Carthage est intimement liée à la Méditerranée orientale. En effet, sa fondatrice, Elissa, proviendrait de Tyr. De plus, des liens étroits et privilégiés ont été maintenus avec l’Orient durant toute l’histoire de la cité. Ils se retrouvent dans plusieurs de ses traits culturels comme la religion, la langue, etc. Le renom de Carthage se fonde sur des événements historiques importants comme les guerres puniques qui l’opposent à Rome mais également sur des œuvres d’auteurs classiques ou plus récents comme Flaubert. Ces derniers insistent très souvent sur un aspect religieux particulier à propos de Carthage : le sacrifice des enfants. Ce rite a été associé à un espace découvert à Carthage en 1921 qui a été nommé « tophet » en référence à une mention dans l’Ancien Testament. Ce site nous a livré un important matériel archéologique, notamment un ensemble de plusieurs milliers de monuments qui marquaient la présence d’urnes cinéraires. Parmi ces monuments, plusieurs milliers de stèles inscrites ont été mises au jour dans la strate la plus récente datée d’une période allant du IVe au IIe siècles avant J.-C. et dans différents endroits de la cité.

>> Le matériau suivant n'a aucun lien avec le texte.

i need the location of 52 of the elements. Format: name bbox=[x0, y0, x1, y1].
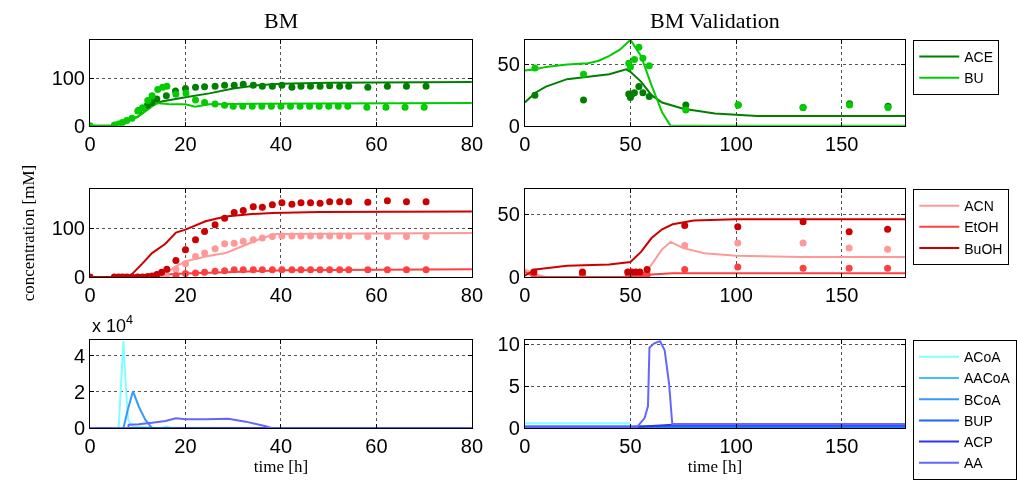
legend-label: BuOH bbox=[964, 240, 1003, 257]
x-tick-label: 50 bbox=[619, 284, 642, 307]
x-tick-label: 80 bbox=[460, 284, 484, 307]
y-tick-label: 2 bbox=[73, 380, 85, 403]
x-tick-label: 60 bbox=[365, 132, 388, 155]
y-tick-label: 100 bbox=[51, 67, 85, 90]
x-tick-label: 40 bbox=[269, 132, 293, 155]
x-tick-label: 40 bbox=[269, 435, 293, 458]
x-tick-label: 20 bbox=[174, 435, 197, 458]
y-tick-label: 0 bbox=[73, 266, 85, 289]
x-tick-label: 60 bbox=[365, 435, 388, 458]
y-tick-label: 4 bbox=[73, 344, 85, 367]
x-tick-label: 20 bbox=[174, 132, 197, 155]
x-tick-label: 80 bbox=[460, 435, 484, 458]
legend-label: ACN bbox=[964, 198, 994, 215]
x-tick-label: 60 bbox=[365, 284, 388, 307]
y-tick-label: 50 bbox=[497, 53, 520, 76]
y-tick-label: 10 bbox=[497, 333, 520, 356]
legend-label: AACoA bbox=[964, 370, 1011, 387]
x-tick-label: 100 bbox=[719, 284, 753, 307]
text: x 10$^{4}$ bbox=[92, 313, 134, 336]
x-tick-label: 100 bbox=[719, 435, 753, 458]
legend-label: ACE bbox=[964, 48, 994, 65]
x-tick-label: 150 bbox=[825, 284, 859, 307]
y-tick-label: 0 bbox=[508, 114, 520, 137]
y-tick-label: 0 bbox=[508, 266, 520, 289]
x-tick-label: 50 bbox=[619, 132, 642, 155]
y-tick-label: 0 bbox=[73, 417, 85, 440]
x-tick-label: 40 bbox=[269, 284, 293, 307]
chart-title: BM bbox=[264, 8, 299, 33]
x-tick-label: 150 bbox=[825, 435, 859, 458]
legend-label: EtOH bbox=[964, 219, 999, 236]
legend-label: BCoA bbox=[964, 391, 1002, 408]
legend-label: BU bbox=[964, 70, 984, 87]
y-tick-label: 0 bbox=[73, 114, 85, 137]
x-tick-label: 50 bbox=[619, 435, 642, 458]
legend-label: BUP bbox=[964, 412, 993, 429]
legend-label: AA bbox=[964, 455, 984, 472]
y-tick-label: 50 bbox=[497, 203, 520, 226]
y-tick-label: 5 bbox=[508, 375, 520, 398]
x-tick-label: 100 bbox=[719, 132, 753, 155]
legend-label: ACP bbox=[964, 434, 993, 451]
x-axis-title: time [h] bbox=[253, 457, 309, 477]
y-tick-label: 100 bbox=[51, 217, 85, 240]
x-tick-label: 80 bbox=[460, 132, 484, 155]
chart-title: BM Validation bbox=[650, 8, 780, 33]
y-tick-label: 0 bbox=[508, 417, 520, 440]
x-axis-title: time [h] bbox=[687, 457, 743, 477]
y-axis-title: concentration [mM] bbox=[19, 164, 39, 302]
x-tick-label: 150 bbox=[825, 132, 859, 155]
x-tick-label: 20 bbox=[174, 284, 197, 307]
legend-label: ACoA bbox=[964, 349, 1002, 366]
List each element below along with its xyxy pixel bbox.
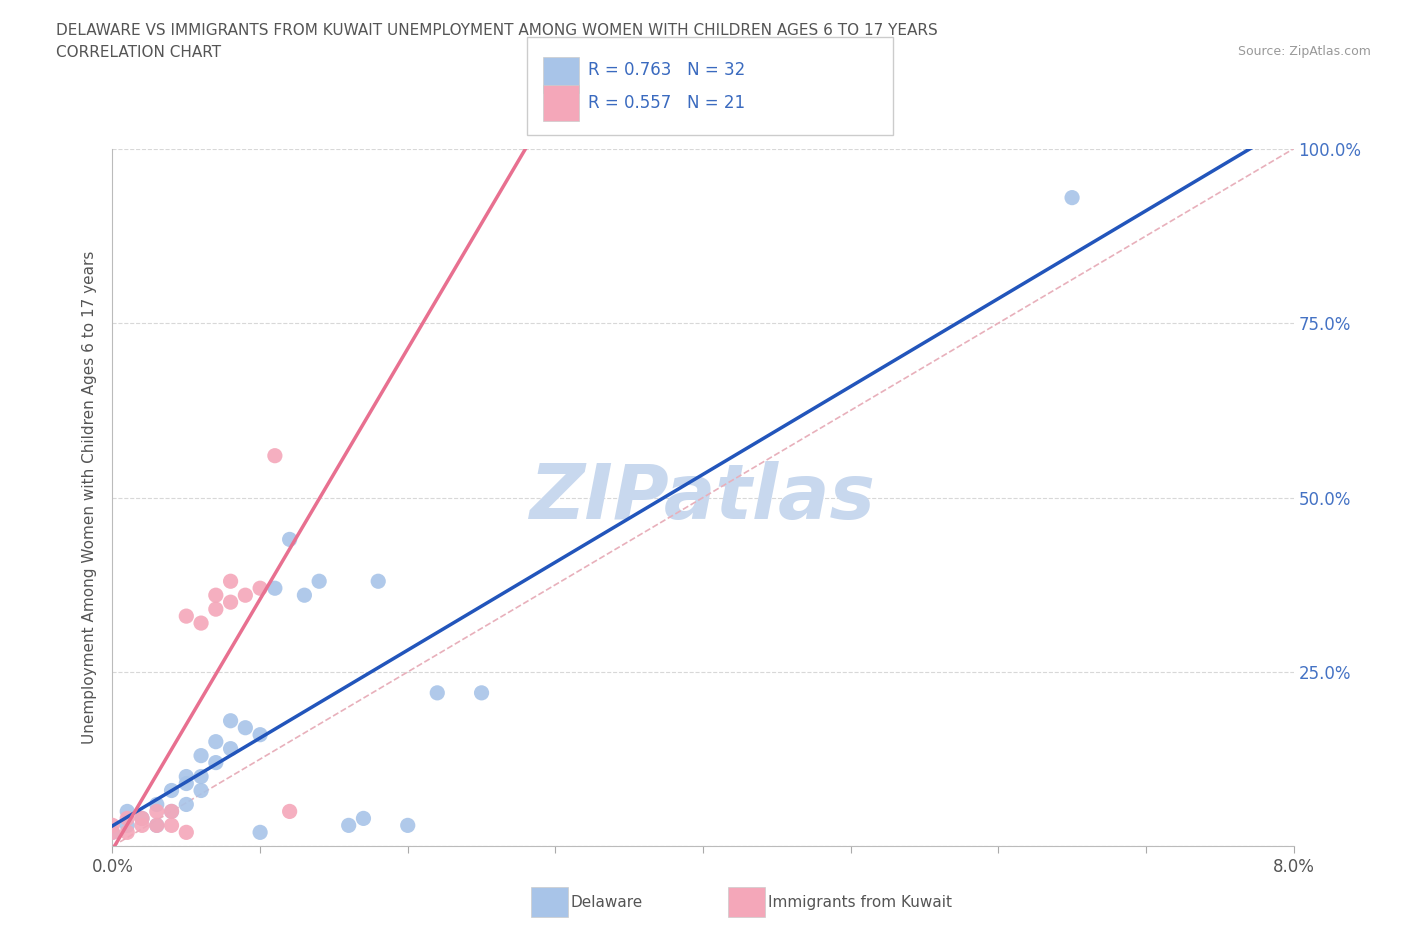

Ces stèles ne sont donc que la poursuite d’une pratique très ancienne datée d’une période proche de la fondation de la cité : marquer l’emplacement d’une ou de plusieurs urnes cinéraires. Entre la première et la dernière phase du tophet, il est possible de retracer l’évolution (schématique) de ce type de monuments : galets, pierres taillées puis des cippes-trônes, cippes-chapelles, stèles non inscrites et enfin une quasi-généralisation des stèles inscrites. Sous ces monuments, des urnes cinéraires contenaient des restes d’enfants très jeunes (dont certains nés prématurés). Plusieurs hypothèses ont pu voir le jour pour expliquer cette situation. En se fondant sur la littérature classique, le texte biblique, des inscriptions sémitiques et sur les vestiges archéologiques, certains y ont vu un cimetière pour enfants et d’autres le lieu du sacrifice des enfants. A cela s’ajoute la question du terme « molk » ou « moloch » qui a fait également l’objet de nombreux débats. Au-delà de cette polémique, ces stèles nous fournissent le plus grand corpus d’inscriptions puniques. Ces dernières mentionnent généralement deux dieux étant destinataires de la dédicace, Tanit et Baʿal Ḥammon. Toutefois, les renseignements fournis dans ce corpus d’inscriptions ne sont pas seulement d’ordre religieux. En effet, il est possible d’étudier le nom des individus mentionnés ou encore leurs fonctions et leurs métiers.
Ces stèles, leurs décors et leurs inscriptions nous fournissent une fenêtre importante sur différents aspects de la civilisation carthaginoise. Malgré cela, le rite et les croyances carthaginoises restent encore en partie inconnus.